Elle s’efforçait de tirer parti au mieux de sa situation, comme elle l’avait fait à Naples, quand une lettre de Trudelle, qui avait été informé de sa blessure, mit un point final à ses espoirs : il lui apprenait qu’elle serait rapatriée sur le prochain bateau sanitaire. Il considérait qu’elle n’avait aucune raison de demeurer en Italie, puisqu’elle ne serait pas opérationnelle avant des semaines et que, d’ici là, la guerre serait sans doute terminée.
La perspective de son retour au pays affligea Lucie. Elle aurait voulu rester. D’abord, pour ne pas s’éloigner d’Edmond. Même si toutes ses permissions étaient suspendues, il n’était pas impossible que l’autorisation de se marier, qui finirait par arriver, fléchisse les autorités. Mais elle ne serait plus là. Pour qu’ils puissent s’unir, il faudrait attendre qu’Edmond soit démobilisé et revienne à Montréal. Et puis, aussi, elle se demandait ce qu’elle ferait lorsqu’elle serait au pays. Pouvait-elle espérer que Trudelle la garderait ? Elle avait été engagée comme photographe de guerre. La guerre finie, y aurait-il une place pour elle ? Quand elle pensait à son avenir professionnel, elle ne voyait que le vide. Elle jugea qu’il n’était pas opportun de s’en ouvrir à Edmond, mais elle en parla à Gloria, venue lui rendre visite. Celle-ci ne lui cacha pas qu’elle n’avait aucune illusion au sujet de leur avenir journalistique.

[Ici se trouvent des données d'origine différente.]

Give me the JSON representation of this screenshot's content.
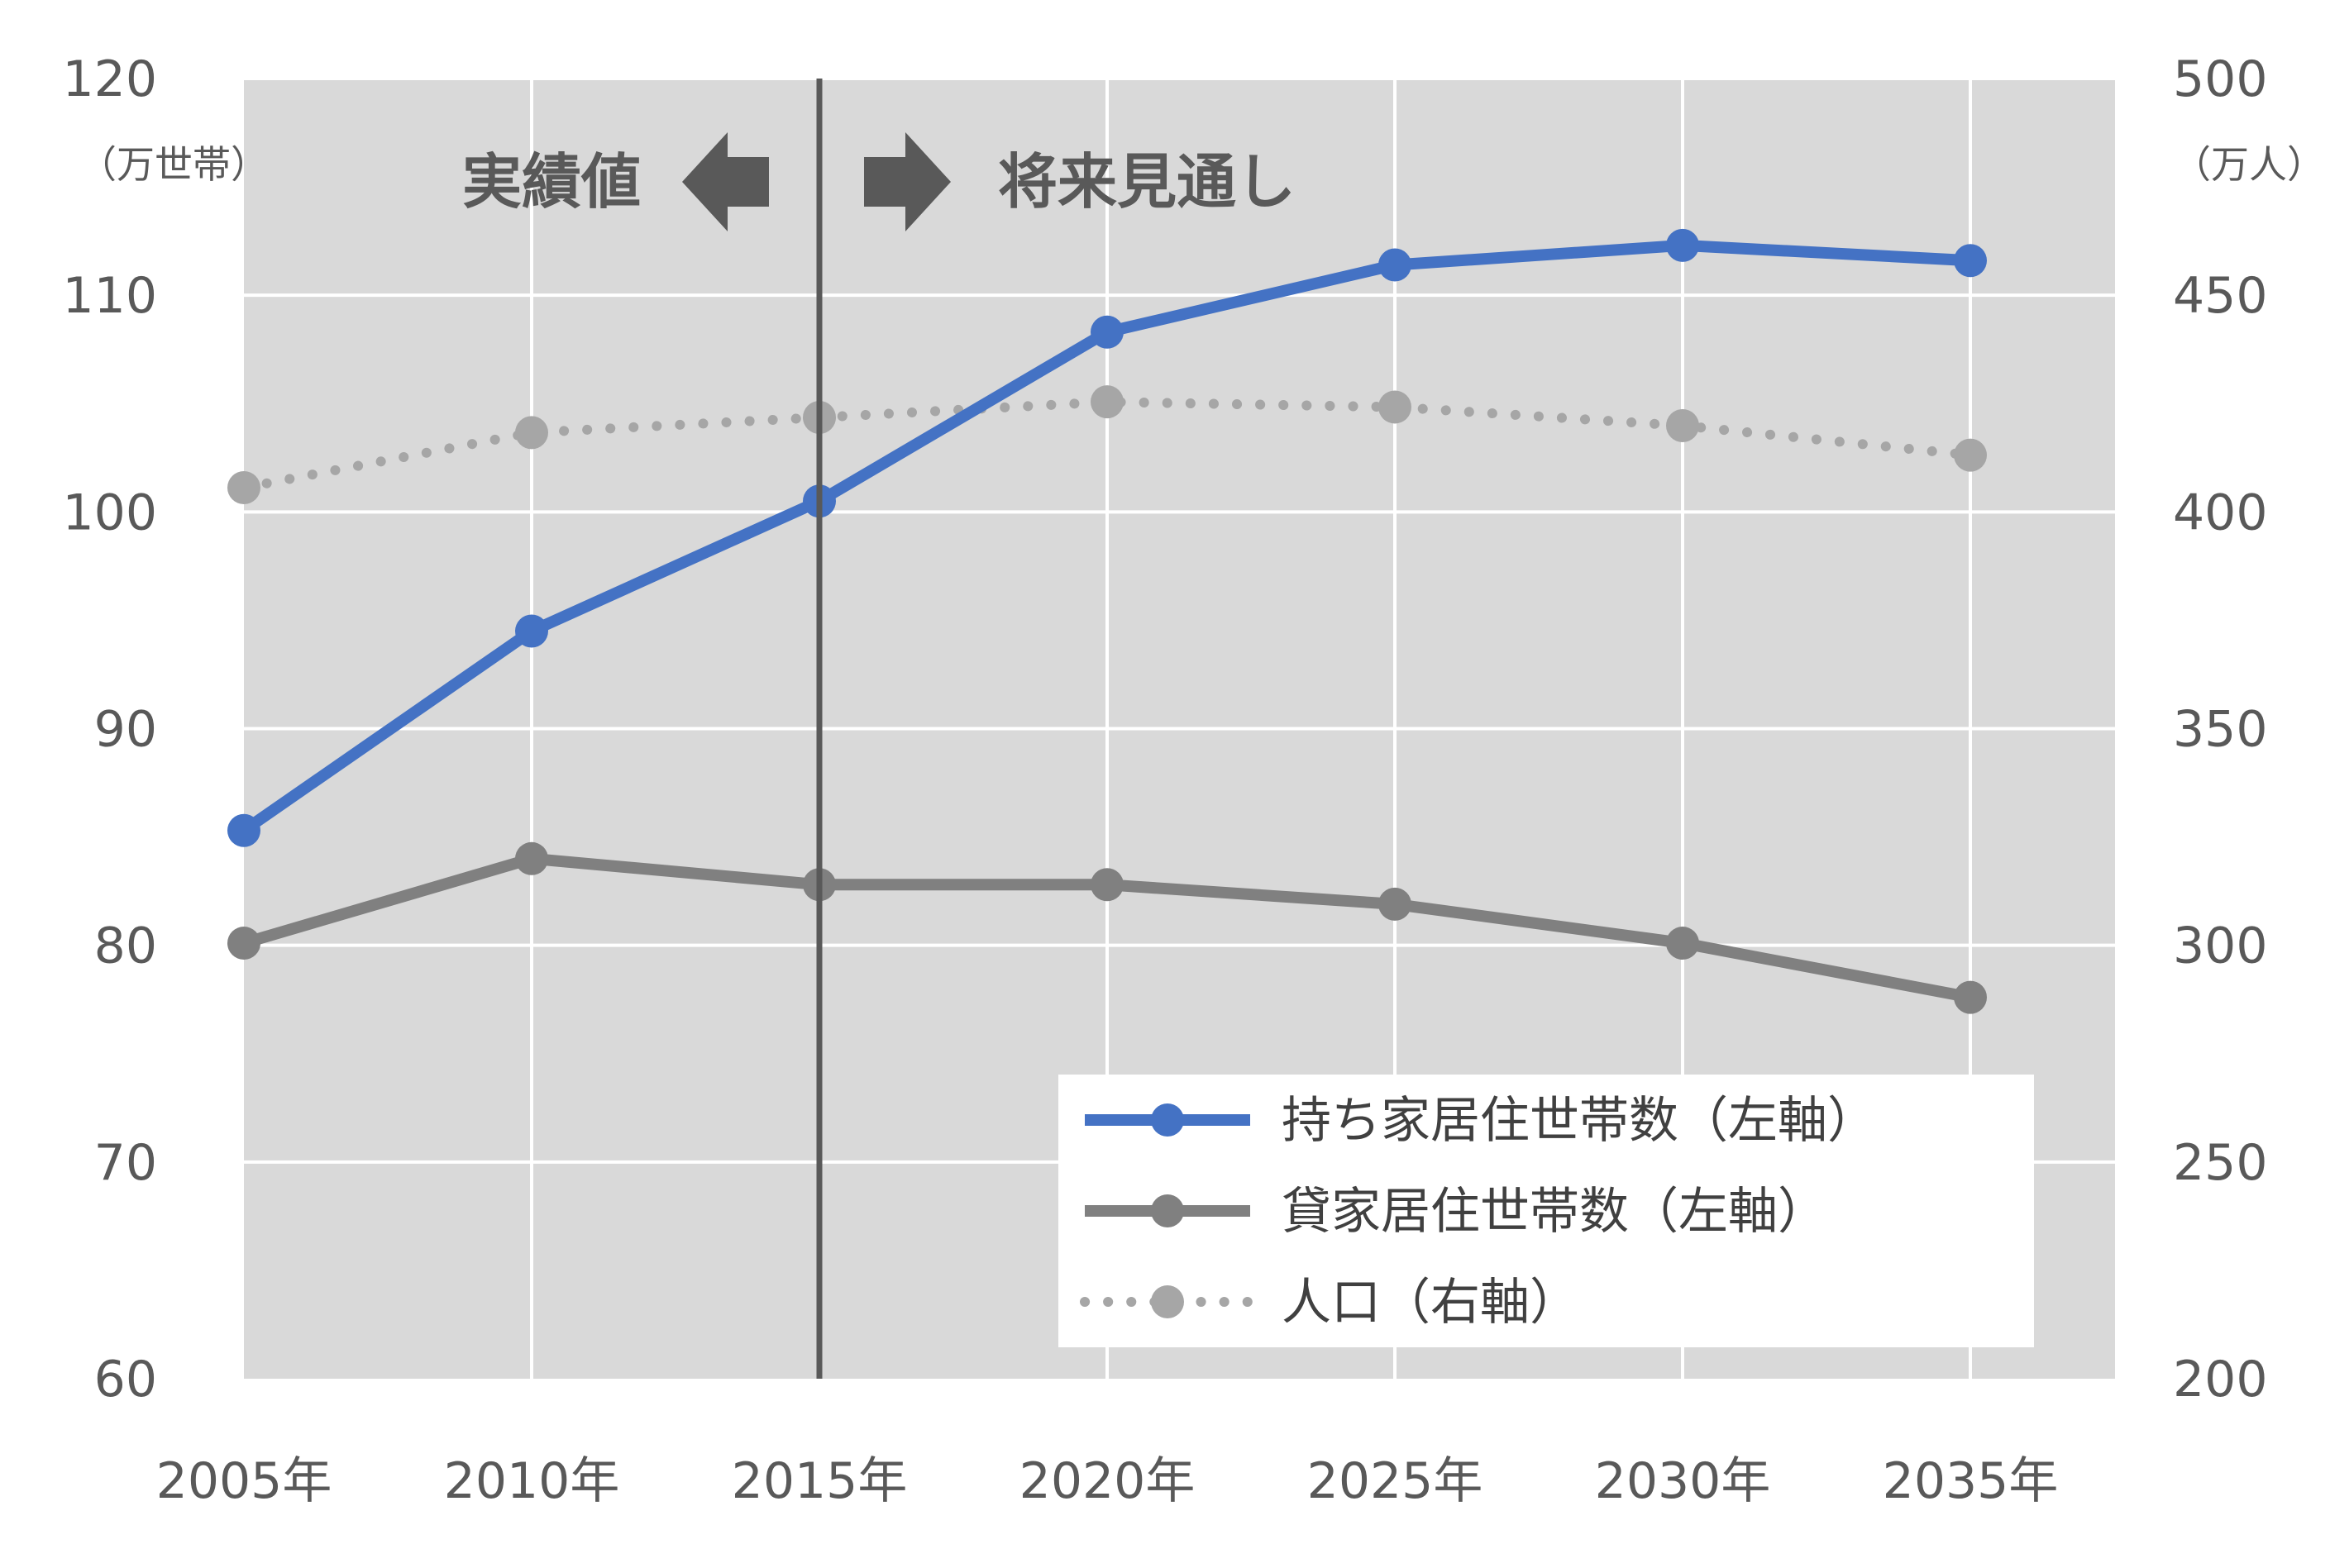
{
  "chart_data": {
    "type": "line",
    "categories": [
      "2005年",
      "2010年",
      "2015年",
      "2020年",
      "2025年",
      "2030年",
      "2035年"
    ],
    "left_axis": {
      "unit_label": "（万世帯）",
      "ylim": [
        60,
        120
      ],
      "ticks": [
        "60",
        "70",
        "80",
        "90",
        "100",
        "110",
        "120"
      ]
    },
    "right_axis": {
      "unit_label": "（万人）",
      "ylim": [
        200,
        500
      ],
      "ticks": [
        "200",
        "250",
        "300",
        "350",
        "400",
        "450",
        "500"
      ]
    },
    "series": [
      {
        "name": "持ち家居住世帯数（左軸）",
        "axis": "left",
        "color": "#4472C4",
        "style": "solid",
        "values": [
          85.3,
          94.5,
          100.5,
          108.3,
          111.4,
          112.3,
          111.6
        ]
      },
      {
        "name": "貸家居住世帯数（左軸）",
        "axis": "left",
        "color": "#808080",
        "style": "solid",
        "values": [
          80.1,
          84.0,
          82.8,
          82.8,
          81.9,
          80.1,
          77.6
        ]
      },
      {
        "name": "人口（右軸）",
        "axis": "right",
        "color": "#A6A6A6",
        "style": "dotted",
        "values": [
          405.6,
          418.3,
          421.8,
          425.4,
          424.2,
          419.9,
          413.1
        ]
      }
    ],
    "divider_after": "2015年",
    "annotations": {
      "left_region": "実績値",
      "right_region": "将来見通し"
    },
    "grid": true,
    "legend_position": "bottom-right",
    "plot_background": "#D9D9D9"
  }
}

— Il va falloir se recycler dans les publications féminines, dit-elle avec amertume : produits de beauté, recettes de cuisine, courrier du cœur.
— Peut-être, quand même…
— Ouais, peut-être. Raconte-moi plutôt ce qui t’est arrivé.
Elle sortit un carnet et prit des notes pour l’article qu’elle intitulerait : Une journaliste blessée dans l’exercice de son métier. Avant de la quitter, elle accepta de lui procurer des pellicules. Les autorités canadiennes ne lui en fourniraient plus et, malgré tout, elle avait l’intention de continuer à photographier ce qu’elle trouverait intéressant.